Bālasaṅgatacārī hi, dīghamaddhāna socati; dukkho bālehi saṃvāso, amitteneva sabbadā; dhīro ca sukhasaṃvāso, ñātīnaṃva samāgamo.

El que anda en compañía de necios sufre largo tiempo. La convivencia con necios es siempre dolorosa como con un enemigo; la convivencia con sabios es feliz como una reunión de parientes.

Bālasaṅgatacārī hi dīghamaddhāna socati — el que anda en compañía de necios sufre largo tiempo: saṅgata-cārī es el que camina en compañía. Dīgham addhāna es largo tiempo. La compañía de los necios no produce sufrimiento inmediato y agudo sino un deterioro prolongado.

Dukkho bālehi saṃvāso amitteneva sabbadā — la convivencia con necios es siempre dolorosa como con un enemigo: amitta es el no-amigo, el enemigo. La comparación no es que los necios sean malvados sino que el efecto de su compañía es tan dañino como el de un enemigo: desgasta, confunde, distrae.

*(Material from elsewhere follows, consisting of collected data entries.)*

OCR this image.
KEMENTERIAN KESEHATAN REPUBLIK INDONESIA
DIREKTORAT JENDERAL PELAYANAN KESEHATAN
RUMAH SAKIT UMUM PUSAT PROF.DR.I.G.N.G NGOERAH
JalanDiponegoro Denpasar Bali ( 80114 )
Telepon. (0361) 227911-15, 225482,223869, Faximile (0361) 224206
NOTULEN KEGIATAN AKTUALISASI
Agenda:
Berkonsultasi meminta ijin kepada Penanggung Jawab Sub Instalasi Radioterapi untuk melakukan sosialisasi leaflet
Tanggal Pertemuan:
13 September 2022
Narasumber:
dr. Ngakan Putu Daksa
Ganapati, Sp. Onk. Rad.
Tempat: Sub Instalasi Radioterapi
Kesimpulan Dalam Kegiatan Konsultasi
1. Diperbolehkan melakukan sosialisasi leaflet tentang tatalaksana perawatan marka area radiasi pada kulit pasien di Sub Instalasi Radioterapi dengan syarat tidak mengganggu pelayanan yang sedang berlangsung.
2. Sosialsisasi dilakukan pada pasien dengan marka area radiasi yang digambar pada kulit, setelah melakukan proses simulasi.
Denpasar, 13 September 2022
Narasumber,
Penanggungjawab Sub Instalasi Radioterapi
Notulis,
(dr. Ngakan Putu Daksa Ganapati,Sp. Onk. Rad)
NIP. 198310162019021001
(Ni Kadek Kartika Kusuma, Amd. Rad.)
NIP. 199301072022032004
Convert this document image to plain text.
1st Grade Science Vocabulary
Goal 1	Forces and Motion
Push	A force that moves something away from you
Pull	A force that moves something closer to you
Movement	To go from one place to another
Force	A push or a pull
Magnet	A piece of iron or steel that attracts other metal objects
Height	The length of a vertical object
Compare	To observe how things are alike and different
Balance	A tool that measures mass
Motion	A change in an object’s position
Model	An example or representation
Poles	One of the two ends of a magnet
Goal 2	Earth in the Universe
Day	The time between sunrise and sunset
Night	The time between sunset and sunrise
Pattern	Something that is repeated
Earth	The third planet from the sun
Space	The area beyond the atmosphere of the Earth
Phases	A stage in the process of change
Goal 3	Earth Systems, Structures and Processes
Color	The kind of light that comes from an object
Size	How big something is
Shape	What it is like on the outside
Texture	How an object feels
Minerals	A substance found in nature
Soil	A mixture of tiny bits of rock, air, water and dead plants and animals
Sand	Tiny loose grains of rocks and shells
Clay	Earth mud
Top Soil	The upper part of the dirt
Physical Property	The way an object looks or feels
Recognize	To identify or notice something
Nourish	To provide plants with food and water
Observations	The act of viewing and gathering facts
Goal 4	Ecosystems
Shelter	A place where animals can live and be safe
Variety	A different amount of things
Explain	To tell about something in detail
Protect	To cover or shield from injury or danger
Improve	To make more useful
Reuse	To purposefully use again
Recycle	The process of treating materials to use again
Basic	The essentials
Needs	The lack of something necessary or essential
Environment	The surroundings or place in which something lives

Dhīro ca sukhasaṃvāso ñātīnaṃva samāgamo — la convivencia con sabios es feliz como una reunión de parientes: la imagen de la reunión familiar es cálida y reconfortante. La compañía del sabio produce esa sensación de estar en casa, de estar con los propios.

La sangha (comunidad de practicantes) cumple esta función: ser la “familia espiritual” donde el practicante se siente en casa, comprendido y apoyado en su camino.